Paul, I'm sorry that this happened to you. I hope that you heal completely. I would suggest trying EMDR therapy for the PTSD. It is more effective the sooner you get it, but can still be effective after time has passed. There are lots of people on this forum who have experienced PTSD, or are still dealing with it. It is a quirky experience that though is unique to each individual, does have similarities of experience. I hope that you have a full and complete recovery and can get back to the things that you love.
ontheedgeandscaredtodeath

Social climber
Wilds of New Mexico
Mar 7, 2018 - 01:47pm PT
Since I can't shut up on this thread I'll add that "ultra-hazardous activity" is activity so dangerous that one engaged in it is strictly liable for causing injury to someone else, regardless of the precautions taken. Examples are things like using explosives, keeping a pet tiger, etc. Climbing is definitely not such an activity. Trust me, I got a B in torts!
Jon Beck

Trad climber
Oceanside
Mar 7, 2018 - 03:47pm PT
Actually rock climbing is considered a "hazardous recreational activity" as is skateboarding and many other activities. However upon looking at the statutes it only shields government entities (Gov Code 831.7) and land owners (Civil Code 846). I thought it could be extended to third parties (bag dropper), but that is not the case.
nah000

climber
now/here
Mar 7, 2018 - 07:13pm PT
what’s this? about a dozen insightful posts in a row?

seriously thanks, especially to o.t.e.a.s.t.d., Jon Beck, the Fet and blahblah.

definitely some meat to chew on in those cases above...

and Ian Jewell: there was one mistake made by the o.p... time [and money?] was wasted on at least four lawyers instead of first bringing it directly to the judgerati of the supersupremotopo court! hahaha...
Toker Villain

Big Wall climber
Toquerville, Utah
Mar 8, 2018 - 08:40am PT
A B in torts? I love those little pastries.

So when I started up Anthill Direct there was nobody above me, but then a three person party rappelled from above to the base of the Diving Board.
When I was on pitch three one of the Diving Boarders pulled off a huge rock. It hit the top of the Redguard ramp, and one of the pieces of shrapnel (according to my partner the size of a football) hit me in the left knee and right foot.

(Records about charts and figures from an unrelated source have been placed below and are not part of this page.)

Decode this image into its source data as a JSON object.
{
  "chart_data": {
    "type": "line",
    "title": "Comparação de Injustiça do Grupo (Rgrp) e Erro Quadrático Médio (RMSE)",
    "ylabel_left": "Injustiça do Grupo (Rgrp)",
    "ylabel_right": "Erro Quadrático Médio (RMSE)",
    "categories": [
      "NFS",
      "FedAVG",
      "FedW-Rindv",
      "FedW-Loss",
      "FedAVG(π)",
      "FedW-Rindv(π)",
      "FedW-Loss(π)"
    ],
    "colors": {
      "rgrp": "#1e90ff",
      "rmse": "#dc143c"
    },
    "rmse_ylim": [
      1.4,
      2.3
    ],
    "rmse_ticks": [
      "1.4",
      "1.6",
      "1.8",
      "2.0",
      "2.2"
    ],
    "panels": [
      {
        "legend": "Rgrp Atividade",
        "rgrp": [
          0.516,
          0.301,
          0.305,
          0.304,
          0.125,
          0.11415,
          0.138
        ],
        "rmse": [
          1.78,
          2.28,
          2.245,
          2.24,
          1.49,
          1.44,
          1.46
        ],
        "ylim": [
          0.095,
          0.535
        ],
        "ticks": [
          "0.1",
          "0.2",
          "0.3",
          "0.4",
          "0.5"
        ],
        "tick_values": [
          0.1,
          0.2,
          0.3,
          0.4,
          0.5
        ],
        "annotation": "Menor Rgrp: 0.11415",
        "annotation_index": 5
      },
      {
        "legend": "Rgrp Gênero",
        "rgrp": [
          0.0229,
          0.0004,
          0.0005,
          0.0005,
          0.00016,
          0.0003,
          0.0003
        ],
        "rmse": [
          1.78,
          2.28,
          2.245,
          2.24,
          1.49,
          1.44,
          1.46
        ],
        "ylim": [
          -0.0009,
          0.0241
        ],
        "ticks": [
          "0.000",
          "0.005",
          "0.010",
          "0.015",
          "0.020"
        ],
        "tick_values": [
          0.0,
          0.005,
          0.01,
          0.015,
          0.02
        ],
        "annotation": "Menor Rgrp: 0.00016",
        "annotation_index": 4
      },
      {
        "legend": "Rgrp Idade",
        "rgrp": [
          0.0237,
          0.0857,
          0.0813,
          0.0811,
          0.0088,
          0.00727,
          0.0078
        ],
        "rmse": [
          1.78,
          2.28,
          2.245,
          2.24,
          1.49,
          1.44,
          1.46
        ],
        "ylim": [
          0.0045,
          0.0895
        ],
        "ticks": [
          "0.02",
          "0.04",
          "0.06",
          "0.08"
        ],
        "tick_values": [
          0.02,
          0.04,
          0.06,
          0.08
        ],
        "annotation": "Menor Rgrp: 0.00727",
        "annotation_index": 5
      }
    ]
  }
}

A week later I could do wheelies in my wheelchair. I now have fused bones in my foot.

Remember that I started up a route that was clear above. The party did the equivalent of cutting in line.

Forget it man, it's Chinatown,...
blahblah

Gym climber
Boulder
Mar 8, 2018 - 09:16am PT
As far as asking for money I'm okay with it. You're not asking for a hand out you are asking for expenses and lost wages due to the accident. However I think it's really voluntary on the part of the other party. As I mentioned I do think reasonable care was taken and it was an unlikely accident. If the other party does have insurance than great, that's what it's for IMO, but if he's just a typical low income climber than he should give what he feels is right, but again that could open him up to some legal admission of guilt so maybe that's not possible.

Not a personal injury lawyer or familiar with CA law, but I'm skeptical that the bag dropper's payment to the injured party is an admission of guilt. (Nevertheless, if the bad dropper's goal is to avoid paying anything, radio silence is probably his best strategy.)

Consider the effect of California Evidence Code Section 1152 (I looked it up as I'm familiar with the analogous Federal Rule of Evidence), pasted below. And as a general comment, it seems to me that it's common for people who don't want to do something to recite some unfounded legal concern as a pretextual justification. Sometimes legal concerns are a good justification not to do something, sometimes they're honest but mistaken beliefs, sometimes they're just BS.


1152. (a) Evidence that a person has, in compromise or from humanitarian motives, furnished or offered or promised to furnish money or any other thing, act, or service to another who has sustained or will sustain or claims that he or she has sustained or will sustain loss or damage, as well as any conduct or statements made in negotiation thereof, is inadmissible to prove his or her liability for the loss or damage or any part of it.